Book Review: Brewed Awakening by Joshua Bernstein
On sale November 2011
Sterling Publications, 304 pages
Most beer books are aimed at the very general reader. They assume a person has interest in good beer, but very little experience with them. Brewed Awakening is one of the first books that aims at a slightly more experienced audience--evidence, I assume, that publishers now think there are enough such people to support a decent print run. Beyond that, it features an interesting and innovative structure--which at times pleased and at times infuriated me. More on that in a moment.
The book attempts a few things simultaneously. It aims to be introductory enough for the everyman while at the same time it highlights obscure, advanced styles and themes; it aims to be comprehensive, covering the usual slate of beer-book topics (ingredients, processes, styles, food pairings, enjoying/drinking, homebrewing), yet it also wants to capture cutting-edge trends in craft brewing. Here's where the innovative structure comes in. The sections are structured roughly in the order I listed, but Bernstein spices them up with commercial examples. So, after he describes malt, he offers "Five to Try"--beers made with wheat and rye the reader can buy to get a sense of their qualities. This concept--a selection of beers to try that illuminate the topic at hand--pervades the book.
(This was the part that irritated me, for idiosyncratic reasons. I'm the kind of person that likes to go back and locate a certain beer or category of beer but, because my brain is old and leaky and these are sprinkled throughout, they'll be hard to find. This is especially true if you're looking for a particular style, which will be placed somewhere to highlight something else in the brewing world. Or it may not be in there at all.)

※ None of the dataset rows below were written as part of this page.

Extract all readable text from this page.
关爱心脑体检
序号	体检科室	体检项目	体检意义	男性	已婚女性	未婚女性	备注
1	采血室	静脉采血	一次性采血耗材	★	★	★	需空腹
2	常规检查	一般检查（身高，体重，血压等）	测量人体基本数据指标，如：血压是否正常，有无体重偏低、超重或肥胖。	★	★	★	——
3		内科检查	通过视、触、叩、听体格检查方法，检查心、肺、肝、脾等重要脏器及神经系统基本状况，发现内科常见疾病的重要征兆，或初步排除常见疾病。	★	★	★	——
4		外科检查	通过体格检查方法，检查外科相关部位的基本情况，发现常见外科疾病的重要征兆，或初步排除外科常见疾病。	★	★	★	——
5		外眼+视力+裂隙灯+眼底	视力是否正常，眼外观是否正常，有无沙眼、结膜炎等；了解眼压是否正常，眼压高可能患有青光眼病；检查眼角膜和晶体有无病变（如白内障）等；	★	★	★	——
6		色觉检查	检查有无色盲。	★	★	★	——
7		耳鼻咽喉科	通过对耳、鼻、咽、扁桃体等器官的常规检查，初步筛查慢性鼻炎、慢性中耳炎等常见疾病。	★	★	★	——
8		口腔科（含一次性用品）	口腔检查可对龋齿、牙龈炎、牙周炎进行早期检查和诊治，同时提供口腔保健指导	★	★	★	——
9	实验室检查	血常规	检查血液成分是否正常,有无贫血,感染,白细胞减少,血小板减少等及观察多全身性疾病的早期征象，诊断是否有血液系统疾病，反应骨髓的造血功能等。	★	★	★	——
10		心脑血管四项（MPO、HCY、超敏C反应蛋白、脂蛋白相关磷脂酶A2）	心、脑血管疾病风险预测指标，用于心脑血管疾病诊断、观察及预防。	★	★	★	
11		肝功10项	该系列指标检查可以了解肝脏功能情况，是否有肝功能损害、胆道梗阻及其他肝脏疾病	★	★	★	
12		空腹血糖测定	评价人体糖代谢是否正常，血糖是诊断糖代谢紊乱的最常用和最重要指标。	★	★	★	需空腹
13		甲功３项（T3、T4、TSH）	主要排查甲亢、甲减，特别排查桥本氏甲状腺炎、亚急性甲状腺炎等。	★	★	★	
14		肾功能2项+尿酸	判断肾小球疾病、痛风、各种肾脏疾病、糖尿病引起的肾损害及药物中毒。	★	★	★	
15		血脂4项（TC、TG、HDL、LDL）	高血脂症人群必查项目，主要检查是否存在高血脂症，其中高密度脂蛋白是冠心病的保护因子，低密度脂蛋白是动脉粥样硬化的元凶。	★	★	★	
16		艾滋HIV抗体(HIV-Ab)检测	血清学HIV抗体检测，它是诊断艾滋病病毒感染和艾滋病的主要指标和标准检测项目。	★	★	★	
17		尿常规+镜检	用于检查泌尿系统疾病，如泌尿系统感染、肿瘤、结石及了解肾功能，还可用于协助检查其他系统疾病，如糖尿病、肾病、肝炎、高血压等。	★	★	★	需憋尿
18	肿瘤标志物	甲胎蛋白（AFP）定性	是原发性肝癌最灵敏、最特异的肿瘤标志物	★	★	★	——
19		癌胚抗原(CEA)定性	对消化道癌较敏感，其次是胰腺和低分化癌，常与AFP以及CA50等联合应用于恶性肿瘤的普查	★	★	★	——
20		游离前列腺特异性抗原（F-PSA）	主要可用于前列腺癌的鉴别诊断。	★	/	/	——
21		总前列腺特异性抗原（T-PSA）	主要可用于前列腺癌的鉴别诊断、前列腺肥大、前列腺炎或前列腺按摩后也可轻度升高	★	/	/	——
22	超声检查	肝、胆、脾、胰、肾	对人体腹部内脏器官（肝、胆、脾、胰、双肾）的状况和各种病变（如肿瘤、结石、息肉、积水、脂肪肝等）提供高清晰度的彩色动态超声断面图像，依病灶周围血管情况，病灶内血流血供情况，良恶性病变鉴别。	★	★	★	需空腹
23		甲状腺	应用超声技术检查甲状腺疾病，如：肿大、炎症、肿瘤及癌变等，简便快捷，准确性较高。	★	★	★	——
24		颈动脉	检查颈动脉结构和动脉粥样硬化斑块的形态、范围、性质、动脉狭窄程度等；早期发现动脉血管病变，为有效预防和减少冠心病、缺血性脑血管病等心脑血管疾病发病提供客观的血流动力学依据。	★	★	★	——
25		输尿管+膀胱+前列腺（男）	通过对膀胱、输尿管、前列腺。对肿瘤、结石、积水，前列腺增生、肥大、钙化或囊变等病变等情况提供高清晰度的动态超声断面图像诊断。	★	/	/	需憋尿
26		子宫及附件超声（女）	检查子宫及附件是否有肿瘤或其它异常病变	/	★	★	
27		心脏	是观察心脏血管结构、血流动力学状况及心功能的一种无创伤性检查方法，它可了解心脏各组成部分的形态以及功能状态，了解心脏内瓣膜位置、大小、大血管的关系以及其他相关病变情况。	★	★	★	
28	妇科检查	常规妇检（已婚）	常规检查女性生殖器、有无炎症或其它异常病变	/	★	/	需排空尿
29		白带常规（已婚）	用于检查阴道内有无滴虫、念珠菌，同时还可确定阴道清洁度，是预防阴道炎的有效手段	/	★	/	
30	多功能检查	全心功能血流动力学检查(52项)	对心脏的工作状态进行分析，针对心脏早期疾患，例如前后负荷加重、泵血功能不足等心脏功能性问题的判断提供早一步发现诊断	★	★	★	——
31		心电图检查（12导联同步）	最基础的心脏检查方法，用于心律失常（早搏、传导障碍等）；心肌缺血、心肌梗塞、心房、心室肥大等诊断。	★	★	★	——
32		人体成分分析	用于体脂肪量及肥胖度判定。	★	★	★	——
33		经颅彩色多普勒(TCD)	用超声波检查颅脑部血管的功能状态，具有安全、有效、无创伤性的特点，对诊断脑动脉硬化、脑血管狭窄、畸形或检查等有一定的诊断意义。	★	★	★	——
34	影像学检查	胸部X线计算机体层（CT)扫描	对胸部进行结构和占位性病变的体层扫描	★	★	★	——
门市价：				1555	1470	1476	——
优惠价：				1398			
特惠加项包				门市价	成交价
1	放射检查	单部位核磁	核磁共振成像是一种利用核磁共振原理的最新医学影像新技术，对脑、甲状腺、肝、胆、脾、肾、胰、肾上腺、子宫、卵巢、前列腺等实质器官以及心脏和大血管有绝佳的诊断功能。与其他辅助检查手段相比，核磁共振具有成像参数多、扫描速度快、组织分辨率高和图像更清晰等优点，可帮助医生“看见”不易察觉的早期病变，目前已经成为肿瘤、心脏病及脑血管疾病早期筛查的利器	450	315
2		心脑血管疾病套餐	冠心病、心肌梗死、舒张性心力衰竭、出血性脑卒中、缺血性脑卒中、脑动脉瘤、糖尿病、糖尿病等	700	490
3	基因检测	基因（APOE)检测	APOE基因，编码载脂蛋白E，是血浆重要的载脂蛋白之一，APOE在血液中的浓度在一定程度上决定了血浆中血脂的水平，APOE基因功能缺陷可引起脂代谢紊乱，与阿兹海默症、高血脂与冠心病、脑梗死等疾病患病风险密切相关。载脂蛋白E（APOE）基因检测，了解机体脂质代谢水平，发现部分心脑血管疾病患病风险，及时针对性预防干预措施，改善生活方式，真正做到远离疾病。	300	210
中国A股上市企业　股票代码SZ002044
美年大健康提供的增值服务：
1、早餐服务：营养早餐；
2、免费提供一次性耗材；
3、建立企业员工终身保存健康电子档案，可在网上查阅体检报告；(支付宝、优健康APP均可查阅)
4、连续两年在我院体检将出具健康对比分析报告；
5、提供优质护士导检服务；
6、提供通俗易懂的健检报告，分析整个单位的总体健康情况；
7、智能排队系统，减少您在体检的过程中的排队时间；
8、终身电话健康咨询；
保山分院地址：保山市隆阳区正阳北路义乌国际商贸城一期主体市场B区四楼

I was pleased to see current developments addressed in the book. Things like gose, gypsy brewing, nanobrewing, collaboration beers, cans, and low-alcohol beers are all in here. It doesn't feel like a rehash of other books, but a serious attempt to capture the full scope of good beer in America. It's like a snapshot--or even a long, extended blog post. It's written in a breezy style and lacks the detailed scholarship you'd find in a Mosher book--but this may be more virtue than defect. Bernstein's not targeting Mosher's turf.
You'll have to wait until November to buy a copy--probably so you can buy two or three and give them away. You could do worse for the average beer geek than putting a copy of Brewed Awakening in a friend's Christmas stocking.